BRCA1 is involved in numerous essential processes in the cell, and the effects of BRCA1 dysfunction in breast cancer carcinogenesis are well described. Many of the breast cancer susceptibility genes such as BRCA2, p53, ATM, CHEK2, and BRIP1 encode proteins that interact with BRCA1. BCL6 corepressor-like 1 (BCoR-L1) is a newly described BRCA1-interacting protein that displays high homology to several proteins known to be involved in the fundamental processes of DNA damage repair and transcription regulation. BCoR-L1 has been shown to play a role in transcription corepression, and expression of the X-linked BCoR-L1 gene has been reported to be dysregulated in breast cancer subjects. BCoR-L1 is located on the X chromosome and is subject to X inactivation.

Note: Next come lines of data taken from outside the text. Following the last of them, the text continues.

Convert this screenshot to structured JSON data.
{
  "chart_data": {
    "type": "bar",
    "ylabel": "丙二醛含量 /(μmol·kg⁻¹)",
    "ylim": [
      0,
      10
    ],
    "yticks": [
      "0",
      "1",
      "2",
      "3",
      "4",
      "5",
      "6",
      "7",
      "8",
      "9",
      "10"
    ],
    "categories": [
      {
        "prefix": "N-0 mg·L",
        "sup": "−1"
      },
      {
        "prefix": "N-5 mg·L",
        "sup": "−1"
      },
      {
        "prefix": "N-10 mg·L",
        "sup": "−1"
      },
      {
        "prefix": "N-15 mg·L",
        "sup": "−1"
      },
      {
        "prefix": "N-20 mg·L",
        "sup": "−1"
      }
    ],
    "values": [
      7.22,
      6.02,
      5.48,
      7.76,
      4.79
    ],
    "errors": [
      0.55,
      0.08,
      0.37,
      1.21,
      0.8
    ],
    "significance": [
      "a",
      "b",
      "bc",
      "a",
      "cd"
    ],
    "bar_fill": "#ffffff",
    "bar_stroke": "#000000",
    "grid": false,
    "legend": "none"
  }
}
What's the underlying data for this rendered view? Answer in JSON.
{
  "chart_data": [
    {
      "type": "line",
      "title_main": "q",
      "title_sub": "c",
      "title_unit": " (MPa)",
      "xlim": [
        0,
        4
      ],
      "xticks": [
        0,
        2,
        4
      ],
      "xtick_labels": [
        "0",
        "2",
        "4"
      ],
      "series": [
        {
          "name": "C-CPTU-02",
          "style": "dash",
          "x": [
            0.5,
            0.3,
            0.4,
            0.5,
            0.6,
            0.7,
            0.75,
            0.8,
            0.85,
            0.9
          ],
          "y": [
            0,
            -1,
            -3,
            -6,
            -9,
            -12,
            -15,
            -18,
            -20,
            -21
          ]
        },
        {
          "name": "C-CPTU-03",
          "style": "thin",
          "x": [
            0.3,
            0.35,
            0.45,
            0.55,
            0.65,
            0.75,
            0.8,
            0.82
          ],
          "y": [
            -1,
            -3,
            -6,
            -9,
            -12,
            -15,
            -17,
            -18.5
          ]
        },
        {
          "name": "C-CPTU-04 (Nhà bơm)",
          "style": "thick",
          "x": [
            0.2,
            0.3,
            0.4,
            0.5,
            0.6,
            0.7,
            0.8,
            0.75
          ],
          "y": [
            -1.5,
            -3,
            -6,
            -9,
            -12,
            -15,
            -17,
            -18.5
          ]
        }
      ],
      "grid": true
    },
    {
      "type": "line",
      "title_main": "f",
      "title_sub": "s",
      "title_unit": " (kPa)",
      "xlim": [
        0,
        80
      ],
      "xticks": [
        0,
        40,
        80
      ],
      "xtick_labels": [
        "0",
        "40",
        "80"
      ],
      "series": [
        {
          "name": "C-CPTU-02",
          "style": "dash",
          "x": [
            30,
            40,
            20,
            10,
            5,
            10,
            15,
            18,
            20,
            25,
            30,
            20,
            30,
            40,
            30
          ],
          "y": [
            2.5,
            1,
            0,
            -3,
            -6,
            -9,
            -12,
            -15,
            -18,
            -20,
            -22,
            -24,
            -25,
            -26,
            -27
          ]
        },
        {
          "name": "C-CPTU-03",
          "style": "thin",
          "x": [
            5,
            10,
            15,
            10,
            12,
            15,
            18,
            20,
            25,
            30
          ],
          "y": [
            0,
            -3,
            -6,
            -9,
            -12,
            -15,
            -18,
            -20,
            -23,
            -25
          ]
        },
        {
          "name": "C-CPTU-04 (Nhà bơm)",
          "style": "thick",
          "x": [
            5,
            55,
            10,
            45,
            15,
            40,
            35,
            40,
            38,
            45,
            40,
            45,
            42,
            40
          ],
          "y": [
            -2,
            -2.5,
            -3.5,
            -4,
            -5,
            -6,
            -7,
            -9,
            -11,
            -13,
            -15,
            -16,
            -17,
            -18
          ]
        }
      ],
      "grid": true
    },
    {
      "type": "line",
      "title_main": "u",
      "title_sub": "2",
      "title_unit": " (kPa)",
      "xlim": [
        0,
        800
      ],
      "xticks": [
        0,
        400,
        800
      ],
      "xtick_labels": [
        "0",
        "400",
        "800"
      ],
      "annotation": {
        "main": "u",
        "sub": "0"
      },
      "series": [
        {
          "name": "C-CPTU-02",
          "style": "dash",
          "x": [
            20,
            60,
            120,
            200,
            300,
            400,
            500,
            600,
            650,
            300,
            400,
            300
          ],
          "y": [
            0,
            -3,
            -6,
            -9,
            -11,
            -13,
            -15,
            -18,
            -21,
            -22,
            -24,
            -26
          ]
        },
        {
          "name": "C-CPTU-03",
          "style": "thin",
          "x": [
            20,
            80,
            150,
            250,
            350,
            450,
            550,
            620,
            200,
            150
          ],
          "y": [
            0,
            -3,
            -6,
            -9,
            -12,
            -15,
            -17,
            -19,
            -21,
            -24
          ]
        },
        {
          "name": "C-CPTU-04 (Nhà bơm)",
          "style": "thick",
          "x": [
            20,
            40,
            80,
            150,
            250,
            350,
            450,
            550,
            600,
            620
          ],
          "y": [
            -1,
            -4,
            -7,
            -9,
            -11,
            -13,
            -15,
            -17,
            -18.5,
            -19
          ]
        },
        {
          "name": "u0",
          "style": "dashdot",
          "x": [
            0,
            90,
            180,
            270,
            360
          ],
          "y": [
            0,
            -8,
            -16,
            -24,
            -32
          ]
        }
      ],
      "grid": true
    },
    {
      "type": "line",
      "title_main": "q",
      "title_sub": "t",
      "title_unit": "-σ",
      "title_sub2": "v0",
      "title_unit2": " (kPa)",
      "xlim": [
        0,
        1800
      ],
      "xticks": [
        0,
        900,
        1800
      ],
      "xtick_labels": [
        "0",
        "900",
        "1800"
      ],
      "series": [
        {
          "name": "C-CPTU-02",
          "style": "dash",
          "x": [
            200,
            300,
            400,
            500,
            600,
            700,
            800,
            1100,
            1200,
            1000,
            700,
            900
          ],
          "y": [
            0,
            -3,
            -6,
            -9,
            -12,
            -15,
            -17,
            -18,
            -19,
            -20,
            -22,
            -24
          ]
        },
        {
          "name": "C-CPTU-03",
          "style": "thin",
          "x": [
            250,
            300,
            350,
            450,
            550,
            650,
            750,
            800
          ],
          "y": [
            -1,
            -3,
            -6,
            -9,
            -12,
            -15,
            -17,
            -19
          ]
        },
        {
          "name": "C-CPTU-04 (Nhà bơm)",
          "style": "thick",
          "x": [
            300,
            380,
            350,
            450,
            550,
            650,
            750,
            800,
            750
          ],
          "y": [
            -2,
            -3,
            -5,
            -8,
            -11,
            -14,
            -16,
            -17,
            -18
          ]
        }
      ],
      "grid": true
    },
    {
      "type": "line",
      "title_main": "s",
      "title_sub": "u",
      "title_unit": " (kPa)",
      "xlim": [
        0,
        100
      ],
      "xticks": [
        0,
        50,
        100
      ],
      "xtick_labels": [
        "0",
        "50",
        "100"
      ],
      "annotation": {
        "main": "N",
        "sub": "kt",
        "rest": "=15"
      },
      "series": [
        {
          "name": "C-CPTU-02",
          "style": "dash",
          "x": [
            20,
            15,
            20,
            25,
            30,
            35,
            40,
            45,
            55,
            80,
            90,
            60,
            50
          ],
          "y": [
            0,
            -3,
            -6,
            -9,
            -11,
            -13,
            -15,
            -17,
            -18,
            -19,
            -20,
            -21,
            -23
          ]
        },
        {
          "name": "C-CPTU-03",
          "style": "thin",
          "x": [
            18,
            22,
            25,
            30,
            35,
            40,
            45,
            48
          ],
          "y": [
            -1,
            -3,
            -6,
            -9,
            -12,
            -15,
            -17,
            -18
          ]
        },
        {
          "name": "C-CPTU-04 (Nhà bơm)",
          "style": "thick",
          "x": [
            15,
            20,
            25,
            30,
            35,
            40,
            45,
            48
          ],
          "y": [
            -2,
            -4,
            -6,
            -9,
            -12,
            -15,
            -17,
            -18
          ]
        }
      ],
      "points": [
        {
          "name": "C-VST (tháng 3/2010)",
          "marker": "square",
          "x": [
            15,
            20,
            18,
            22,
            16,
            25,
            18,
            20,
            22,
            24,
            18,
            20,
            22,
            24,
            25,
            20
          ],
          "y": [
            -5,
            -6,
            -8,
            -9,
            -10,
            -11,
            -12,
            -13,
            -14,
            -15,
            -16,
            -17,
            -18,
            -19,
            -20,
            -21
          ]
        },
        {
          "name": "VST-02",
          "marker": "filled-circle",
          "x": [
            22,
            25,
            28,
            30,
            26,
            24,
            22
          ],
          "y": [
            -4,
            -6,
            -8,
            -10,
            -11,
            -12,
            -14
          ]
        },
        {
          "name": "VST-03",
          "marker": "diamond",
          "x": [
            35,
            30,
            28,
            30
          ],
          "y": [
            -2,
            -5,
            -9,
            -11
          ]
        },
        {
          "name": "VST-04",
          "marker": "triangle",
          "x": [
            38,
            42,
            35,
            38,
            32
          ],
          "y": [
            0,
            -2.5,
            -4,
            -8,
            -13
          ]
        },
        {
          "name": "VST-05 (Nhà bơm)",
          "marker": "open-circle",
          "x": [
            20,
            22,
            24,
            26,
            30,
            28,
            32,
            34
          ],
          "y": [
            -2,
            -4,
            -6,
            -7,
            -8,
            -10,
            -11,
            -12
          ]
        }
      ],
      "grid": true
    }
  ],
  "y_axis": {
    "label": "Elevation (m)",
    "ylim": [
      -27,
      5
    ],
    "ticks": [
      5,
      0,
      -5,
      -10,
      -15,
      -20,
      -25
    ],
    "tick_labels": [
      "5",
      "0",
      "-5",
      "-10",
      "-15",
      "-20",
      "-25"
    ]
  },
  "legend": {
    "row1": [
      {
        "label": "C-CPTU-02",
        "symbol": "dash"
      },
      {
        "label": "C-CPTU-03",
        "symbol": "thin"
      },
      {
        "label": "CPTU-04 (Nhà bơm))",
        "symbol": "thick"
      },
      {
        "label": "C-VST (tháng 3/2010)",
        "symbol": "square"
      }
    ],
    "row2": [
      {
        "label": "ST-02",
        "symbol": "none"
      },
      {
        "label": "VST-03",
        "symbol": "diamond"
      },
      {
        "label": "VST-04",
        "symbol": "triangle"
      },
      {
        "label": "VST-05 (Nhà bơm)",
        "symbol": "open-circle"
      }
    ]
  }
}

We performed mutation analysis of 38 BRCA1/2 mutation-negative breast cancer families with male breast cancer, prostate cancer, and/or haplotype sharing around BCoR-L1 to determine whether there is a role for BCoR-L1 as a high-risk breast cancer predisposition gene. In addition, we conducted quantitative real-time PCR (qRT-PCR) on lymphoblastoid cell lines (LCLs) from the index cases from these families and a number of cancer cell lines to assess the role of BCoR-L1 dysregulation in cancer and cancer families.
Very little variation was detected in the coding region, and qRT-PCR analysis revealed that BCoR-L1 expression is highly variable in cancer-free subjects, high-risk breast cancer patients, and cancer cell lines. We also report the investigation of a new expression control, DIDO1 (death inducer-obliterator 1), that is superior to GAPDH (glyceraldehyde-3-phosphate dehydrogenase) and UBC (ubiquitin C) for analysis of expression in LCLs.
Our results suggest that BCoR-L1 expression does not play a large role in predisposition to familial breast cancer.
BRCA1参与细胞内众多重要过程,BRCA1功能障碍在乳腺癌致癌过程中的影响已得到充分描述。许多乳腺癌易感基因,如BRCA2、p53、ATM、CHEK2和BRIP1,编码与BRCA1相互作用的蛋白质。BCL6共抑制因子样1(BCoR-L1)是一种新描述的与BRCA1相互作用的蛋白质,与已知参与DNA损伤修复和转录调控基本过程的几种蛋白质具有高度同源性。BCoR-L1已被证明在转录共抑制中发挥作用,并且据报道,X连锁的BCoR-L1基因在乳腺癌患者中表达失调。BCoR-L1位于X染色体上,会发生X染色体失活。
我们对38个BRCA1/2突变阴性的乳腺癌家族进行了突变分析,这些家族患有男性乳腺癌、前列腺癌和/或在BCoR-L1周围存在单倍型共享,以确定BCoR-L1作为高危乳腺癌易感基因是否起作用。此外,我们对这些家族的先证者的淋巴母细胞系(LCL)和一些癌细胞系进行了定量实时PCR(qRT-PCR),以评估BCoR-L1表达失调在癌症和癌症家族中的作用。
在编码区检测到的变异非常少,qRT-PCR分析表明,BCoR-L1在无癌受试者、高危乳腺癌患者和癌细胞系中的表达高度可变。我们还报告了对一种新的表达对照DIDO1(死亡诱导消除因子1)的研究,它在分析LCL中的表达方面优于甘油醛-3-磷酸脱氢酶(GAPDH)和泛素C(UBC)。
我们的结果表明,BCoR-L1表达在家族性乳腺癌易感性中不起主要作用。